Financial Advisor Scott Wolfrum Censured and Fined for Conflicts of Interest in Investment Recommendations
According to an administrative order on March 24, 2021, the Securities and Exchange Commission announced it has settled charges with broker Scott Wolfrum over allegations that Wolfrum failed to disclose conflicts of interest when recommending that his advisory clients invest in Foundry Mezzanine Opportunity Fund, a private fund that provides lending to and invests in small businesses.
From December 2015 to June 2018, Wolfrum reportedly sold more than $20 million in interests in the Foundry Mezzanine Opportunity Fund, almost all of which were recommended by Wolfrum and sold to his advisory clients. The SEC alleges that Wolfrum failed to disclose to his clients the conflicts of interest created by his and his family members’ financial interests in two of the Fund’s holdings and Wolfrum’s alleged receipt of $140,125 in finder’s fees for facilitating two different investments by the Fund.
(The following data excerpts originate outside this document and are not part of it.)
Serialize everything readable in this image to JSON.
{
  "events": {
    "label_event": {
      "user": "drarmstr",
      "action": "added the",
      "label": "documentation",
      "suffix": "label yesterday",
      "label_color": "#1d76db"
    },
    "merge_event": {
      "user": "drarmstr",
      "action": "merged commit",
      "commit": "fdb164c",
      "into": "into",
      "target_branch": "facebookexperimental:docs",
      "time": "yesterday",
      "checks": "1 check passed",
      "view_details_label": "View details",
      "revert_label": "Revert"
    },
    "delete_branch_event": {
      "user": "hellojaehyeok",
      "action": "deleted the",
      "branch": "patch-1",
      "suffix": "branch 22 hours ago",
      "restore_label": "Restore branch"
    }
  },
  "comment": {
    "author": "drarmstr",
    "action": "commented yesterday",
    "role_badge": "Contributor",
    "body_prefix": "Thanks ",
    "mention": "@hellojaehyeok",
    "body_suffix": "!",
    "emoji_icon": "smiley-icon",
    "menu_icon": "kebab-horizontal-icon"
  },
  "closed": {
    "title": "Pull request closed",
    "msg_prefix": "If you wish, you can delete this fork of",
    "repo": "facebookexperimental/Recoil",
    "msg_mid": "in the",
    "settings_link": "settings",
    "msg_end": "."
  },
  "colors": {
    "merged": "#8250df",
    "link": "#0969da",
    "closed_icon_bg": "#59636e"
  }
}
According to the order, Wolfrum in addition to the cease and desist order and the censure, the SEC has ordered Wolfrum to pay disgorgement of $140,125 and prejudgment interest of $21,354 and a civil money penalty in the amount of $75,000 to the Securities and Exchange Commission.
Wolfrum’s broker profile indicates he was registered with David A. Noyes & Co. in Indianapolis, IN from May 2013 until January 2018. He then made a move to Huntleigh Securities Corp. where he reportedly worked until September 2019. He reportedly has three complaints filed against him, according to FINRA. Allegations include “unsuitable and concentration of annuities,” and “the purchase of a private placement was made without complainant’s approval,” among others.